Wheat crop seen from veranda

Wheat crop seen from veranda

During the Dowerin Field Days, the bed and breakfast accommodation bulges with visitors. Some people even park their caravans on the property for the duration of the Field Days. Breakfast begins at six each morning as people prepare to set up and staff their stalls and exhibitions. At the end of each of the busy days, a party atmosphere prevails as twenty or so guests and visitors sit down to three-course, restaurant-standard meals. People book a year, two years ahead, for the privilege of staying at the Dowerin Bed and Breakfast during Field Days.

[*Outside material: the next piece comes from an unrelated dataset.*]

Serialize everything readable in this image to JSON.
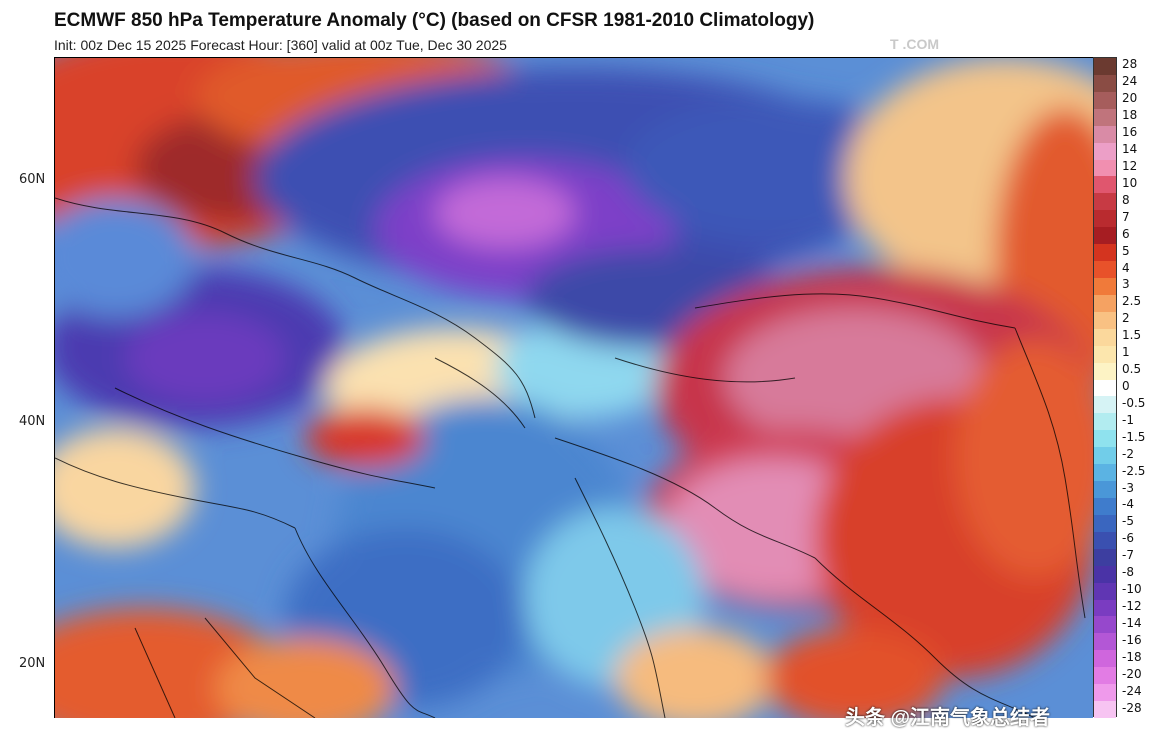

As well as running the bed and breakfast and helping Peter with his business, Shades Pergolas, Elizabeth has immersed herself in the life of the town – book club, craft group and art classes. She is also a long-term member of the North East Wheat Belt Travel Association, which promotes tourism in the region. As a member of the Country Cousins network of Western Australian farm-stay accommodation, she actively helps to maintain the standards of the network and attends regular meetings and conferences in regional Western Australia.

This active, much-in-demand grandmother of ten and great-grandmother of four makes time to drive to Perth almost weekly – a three-hundred-and-fifty kilometre round trip – to visit family and friends. She often takes care of her younger grandchildren, either in Perth or during school holidays at Dowerin. She regularly visits her daughter and grandsons who live in Bridgetown. Beautiful crotchet rugs, knitted jumpers, hand-made gifts flow from her hands for new babies, toddlers and the older children.

Austin and Elizabeth celebrate his first birthday in Bridgetown

Austin and Elizabeth celebrate his first birthday in Bridgetown

Elizabeth with her grandson Mark (l), great-granddaughter Chloe, and son Steven

Elizabeth with her grandson Mark (l), great-granddaughter Chloe, and son Steven

 

 

 

 

 

 

Elizabeth and Peter holiday regularly – in Bali, in Thailand, where Elizabeth’s son Damian manages a restaurant, or further afield. Last year they spent five weeks in England, where they visited Peter’s relations and went to some of the places where he spent  his childhood. Often they take their caravan on short trips to the beach; to the outback where they camp on stations near water holes, perhaps to see the wildflowers in the mid-west; and to places in between.

The Worts on the Hoe, Plymouth UK, 2013

The Worts on the Hoe, Plymouth UK, 2013

Energetic and full of enthusiasm, my sister is a woman ageing with style. Perhaps one day, she’ll settle down in that rocking chair she mentioned in Thailand. But I imagine that won’t happen soon!